In praise of sick days

It’s extremely common for articles about different health issues to cite some statistic about the drain on the economy that the illness causes, both in terms of direct expenditures for healthcare to deal with it, as well as the indirect costs of missed work time. It was this quote in The Ecologist that got me thinking about this, “The indirect costs [of obesity in the UK] are estimated to be in the region of £2.5 billion per year, including costs to the NHS [National Health Service] and costs to industry through sickness and absence” and typing “economic cost disease” into Google’s Scholar search turns up a slew of examples from the bowels of academia figuring the same way.

It really should go without saying that I wish people didn’t get sick and feel crummy or worse. Asthma and heart attacks–the world would be better off without them. But what about something like the common cold? While authors of “Productivity Losses Related to the Common Cold” in the Journal of Occupational & Environmental Medicine determined that “the economic cost of lost productivity due to the common cold approaches $25 billion, of which $16.6 billion is attributed to on-the-job productivity loss, $8 billion is attributed to absenteeism, and $230 million is attributed to caregiver absenteeism,” I’m left wondering if the slower work and absenteeism by those who had colds wasn’t something of a relief for them.

Here are some stats to consider. In the year 2000, the average working person in the U.S. spent 119 hours more at work-plus-commuting than they spent in 1989/1990. That represented a 5.7% increase in the average worker’s time spent getting to and from and being on the job. (Sources: State of Working America [pdf] and the Census and the Census [pdf] again, with some calculations done on their data.) But over that same decade, the average worker got an increase in their annual vacation time of only 3 hours. (Source: Bureau of Labor Statistics, National Compensation Survey. I relied on their numbers for workers with 5 years of tenure at medium and large firms, meaning with 100 or more employees. The average at smaller firms is, of course, lower, but that data is more limited so I went with the bigger firms.)

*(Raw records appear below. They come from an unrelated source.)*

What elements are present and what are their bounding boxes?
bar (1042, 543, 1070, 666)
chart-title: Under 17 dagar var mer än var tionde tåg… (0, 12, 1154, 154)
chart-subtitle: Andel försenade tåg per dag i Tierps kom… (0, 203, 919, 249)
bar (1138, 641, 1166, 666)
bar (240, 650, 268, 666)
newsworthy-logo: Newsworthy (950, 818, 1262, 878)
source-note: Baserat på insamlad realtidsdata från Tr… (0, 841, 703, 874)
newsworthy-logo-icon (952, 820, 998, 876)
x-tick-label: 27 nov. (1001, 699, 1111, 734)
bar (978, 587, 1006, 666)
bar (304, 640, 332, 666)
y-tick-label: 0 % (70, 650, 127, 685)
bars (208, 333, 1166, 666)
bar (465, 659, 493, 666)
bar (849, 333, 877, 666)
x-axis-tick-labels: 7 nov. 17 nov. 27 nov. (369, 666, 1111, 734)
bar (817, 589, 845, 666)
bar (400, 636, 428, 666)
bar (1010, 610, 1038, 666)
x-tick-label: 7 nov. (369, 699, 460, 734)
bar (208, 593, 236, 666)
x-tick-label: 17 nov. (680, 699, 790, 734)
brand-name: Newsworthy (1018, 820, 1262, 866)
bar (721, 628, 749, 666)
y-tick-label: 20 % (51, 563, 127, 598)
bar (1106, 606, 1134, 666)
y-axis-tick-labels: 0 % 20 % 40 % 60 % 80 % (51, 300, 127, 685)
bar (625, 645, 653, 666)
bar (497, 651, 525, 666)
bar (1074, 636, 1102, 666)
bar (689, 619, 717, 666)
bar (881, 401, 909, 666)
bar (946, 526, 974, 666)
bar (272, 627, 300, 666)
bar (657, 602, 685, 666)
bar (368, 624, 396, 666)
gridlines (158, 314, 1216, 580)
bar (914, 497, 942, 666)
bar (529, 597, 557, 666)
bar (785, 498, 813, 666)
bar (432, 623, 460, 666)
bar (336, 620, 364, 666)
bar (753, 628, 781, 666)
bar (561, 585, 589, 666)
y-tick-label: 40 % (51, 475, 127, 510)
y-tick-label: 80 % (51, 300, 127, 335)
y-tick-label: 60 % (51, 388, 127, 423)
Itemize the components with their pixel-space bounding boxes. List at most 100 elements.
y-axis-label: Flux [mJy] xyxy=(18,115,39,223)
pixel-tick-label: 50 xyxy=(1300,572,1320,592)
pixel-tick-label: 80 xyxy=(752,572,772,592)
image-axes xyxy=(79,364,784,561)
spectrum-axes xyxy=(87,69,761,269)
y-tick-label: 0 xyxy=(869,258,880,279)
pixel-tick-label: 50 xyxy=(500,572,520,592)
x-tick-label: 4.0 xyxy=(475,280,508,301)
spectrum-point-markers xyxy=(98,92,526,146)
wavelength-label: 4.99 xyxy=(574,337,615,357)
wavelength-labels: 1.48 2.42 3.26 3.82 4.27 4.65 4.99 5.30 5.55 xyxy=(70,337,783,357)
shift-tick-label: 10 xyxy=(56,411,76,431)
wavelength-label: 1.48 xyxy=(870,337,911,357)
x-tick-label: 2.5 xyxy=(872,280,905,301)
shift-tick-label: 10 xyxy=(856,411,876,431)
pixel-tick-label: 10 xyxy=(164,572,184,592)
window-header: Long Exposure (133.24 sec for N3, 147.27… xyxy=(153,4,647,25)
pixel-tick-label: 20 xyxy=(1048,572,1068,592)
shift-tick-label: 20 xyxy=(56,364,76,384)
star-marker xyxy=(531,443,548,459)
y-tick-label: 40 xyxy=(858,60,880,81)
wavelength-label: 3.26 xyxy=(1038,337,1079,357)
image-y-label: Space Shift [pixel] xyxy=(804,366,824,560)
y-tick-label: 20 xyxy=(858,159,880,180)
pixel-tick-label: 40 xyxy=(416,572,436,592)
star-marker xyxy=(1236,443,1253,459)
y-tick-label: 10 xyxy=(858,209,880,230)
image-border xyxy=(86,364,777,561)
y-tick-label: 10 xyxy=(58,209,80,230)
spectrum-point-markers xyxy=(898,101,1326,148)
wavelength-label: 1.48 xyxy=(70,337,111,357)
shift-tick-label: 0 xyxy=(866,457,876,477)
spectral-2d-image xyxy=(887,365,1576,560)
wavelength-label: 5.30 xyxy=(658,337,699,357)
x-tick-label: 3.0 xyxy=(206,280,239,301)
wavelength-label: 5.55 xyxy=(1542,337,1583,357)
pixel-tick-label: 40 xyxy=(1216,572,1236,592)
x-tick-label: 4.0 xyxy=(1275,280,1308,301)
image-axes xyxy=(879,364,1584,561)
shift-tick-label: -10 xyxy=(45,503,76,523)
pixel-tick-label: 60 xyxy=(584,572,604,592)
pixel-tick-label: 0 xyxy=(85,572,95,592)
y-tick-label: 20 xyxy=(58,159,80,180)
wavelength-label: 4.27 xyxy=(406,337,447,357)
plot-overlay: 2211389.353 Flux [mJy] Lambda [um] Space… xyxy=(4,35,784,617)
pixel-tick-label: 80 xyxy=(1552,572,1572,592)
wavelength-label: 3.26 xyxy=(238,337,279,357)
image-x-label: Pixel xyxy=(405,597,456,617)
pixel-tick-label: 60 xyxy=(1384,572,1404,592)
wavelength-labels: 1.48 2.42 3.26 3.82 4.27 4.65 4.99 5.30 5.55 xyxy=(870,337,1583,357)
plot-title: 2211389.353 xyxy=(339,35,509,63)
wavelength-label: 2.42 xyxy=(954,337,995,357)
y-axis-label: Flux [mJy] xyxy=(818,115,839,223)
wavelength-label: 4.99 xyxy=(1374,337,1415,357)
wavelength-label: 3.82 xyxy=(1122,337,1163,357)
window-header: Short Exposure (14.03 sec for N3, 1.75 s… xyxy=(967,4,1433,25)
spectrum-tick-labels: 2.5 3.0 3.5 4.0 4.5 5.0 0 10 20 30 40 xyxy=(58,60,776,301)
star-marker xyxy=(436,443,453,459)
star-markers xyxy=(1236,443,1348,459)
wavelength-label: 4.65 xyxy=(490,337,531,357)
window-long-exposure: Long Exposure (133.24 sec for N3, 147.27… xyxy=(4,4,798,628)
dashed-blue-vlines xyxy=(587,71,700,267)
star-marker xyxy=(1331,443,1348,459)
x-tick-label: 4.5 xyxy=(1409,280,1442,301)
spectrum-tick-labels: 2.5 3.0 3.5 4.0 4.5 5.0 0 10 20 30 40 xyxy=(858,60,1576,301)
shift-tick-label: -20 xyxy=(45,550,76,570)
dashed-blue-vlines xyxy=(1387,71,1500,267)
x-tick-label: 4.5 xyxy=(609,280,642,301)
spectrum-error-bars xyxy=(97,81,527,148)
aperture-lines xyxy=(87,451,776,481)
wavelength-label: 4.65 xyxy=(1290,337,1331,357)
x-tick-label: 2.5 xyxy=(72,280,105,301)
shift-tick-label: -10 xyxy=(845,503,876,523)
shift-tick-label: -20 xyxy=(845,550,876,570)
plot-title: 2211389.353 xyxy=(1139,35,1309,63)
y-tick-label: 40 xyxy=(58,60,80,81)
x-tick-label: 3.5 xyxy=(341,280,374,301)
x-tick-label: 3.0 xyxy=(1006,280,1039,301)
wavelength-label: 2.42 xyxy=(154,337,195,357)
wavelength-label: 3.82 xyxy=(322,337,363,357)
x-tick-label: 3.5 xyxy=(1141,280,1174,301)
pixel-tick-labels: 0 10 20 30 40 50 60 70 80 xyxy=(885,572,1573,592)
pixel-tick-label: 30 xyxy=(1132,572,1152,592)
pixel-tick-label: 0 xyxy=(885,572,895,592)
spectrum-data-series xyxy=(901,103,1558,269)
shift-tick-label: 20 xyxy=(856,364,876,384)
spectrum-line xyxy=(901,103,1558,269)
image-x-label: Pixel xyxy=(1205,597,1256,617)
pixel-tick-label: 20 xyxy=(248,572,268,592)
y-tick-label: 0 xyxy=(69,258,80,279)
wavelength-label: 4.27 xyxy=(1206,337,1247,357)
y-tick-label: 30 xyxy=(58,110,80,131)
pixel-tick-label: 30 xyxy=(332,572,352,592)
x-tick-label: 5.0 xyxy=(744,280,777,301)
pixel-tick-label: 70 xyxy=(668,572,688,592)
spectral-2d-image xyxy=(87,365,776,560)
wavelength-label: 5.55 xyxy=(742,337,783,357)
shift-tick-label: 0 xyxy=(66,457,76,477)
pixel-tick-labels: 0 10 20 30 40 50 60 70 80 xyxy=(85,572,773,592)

(Adding insult to injury, the total number of added hours working+commuting in that decade, 119, was more than the average number of hours of vacation time allotted to working Americans, 110. Oh, and on top of that, lots of people don’t even take all the vacation that they have available to them.

Sometimes, people just get run down by working day-in-and-day-out, and even though a day spent at home with stuffy sinuses and a low-grade fever isn’t enjoyable, it could help a person get a breather from the stress and pressure of their job. Kind of like a smoke break. (That opens up another topic: my pet theory that smoking would be even worse for people, except that smokers get to take a few five-minute breaks through the day that other people don’t take, and that there’s a kind of sociability that seems to exist among smokers, and that these psychological benefits–working through mind-body connection magic–work as a little bit of a health benefit. Overall, the crap in the smoke is worse than the side benefits, but without those side benefits, the cancer rate and heart disease rate among smokers would be even higher than it is. Any medical researchers out there looking for a good study topic?)

In other words, a natural reaction to what the Families and Work Institute reported as “Over Work in America” [pdf].

Now, also recall that a good dose of vacation can improve productivity, and we get back on track with what I was thinking of all along. It’s like this:

  1. American workers are frequently overworked.
  2. Overworked workers are less productive.
  3. Sick days for minor ailments, like a cold, can function as replacements for vacations, in terms of giving workers a chance to have some down time.
  4. Conclusion: the overall economic impact of the common cold and other minor ailments might actually be positive. While workers lose some time and that might reduce economic activity a little, they’re likely to be more productive when they return to work and so make up for those losses. The net result just might be positive.

One comment

  • Jonathan Teller-Elsberg

    NPR provided an April Fool’s spoof that relies, in part, on a similar use of absurd measuring of “economic costs.” They ran a story on how New York City is considering mandating that all phones use one of four City-sanctioned ring-tones, in an effort to reduce “ring rage” (fights triggered by obnoxious ringtones). It was a great story and they had me going for a little while. Anyway, the guy defending the City’s new mandate claims that obnoxious ringtones result in $1.2 billion in lost economic activity. Yes, this was made up as part of the April Fool’s story but the fact remains that there are economists who would attempt to measure something like that and have their results published. When will someone research the extent to which sleep interferes with maximal economic growth? Just give everyone lots of methamphetamines and I bet they’d buy, buy, buy! And imagine how fast you could run the assembly line if everyone had access to all the coke they could snort? And once all the workers were hooked, you wouldn’t have to pay them one red cent–just promise to feed the monkey on their back and they’d be working away without complaint. 24-hour workplace; near-zero wages; surely, it’d be the best of all possible worlds–from the perspective of too many economists, I fear. (I don’t mean that there are any, or hardly any, economists who would really like this scenario if they took a moment to think about it. But there are plenty who’s work and assumptions fit perfectly with stuff like this without their realizing it.)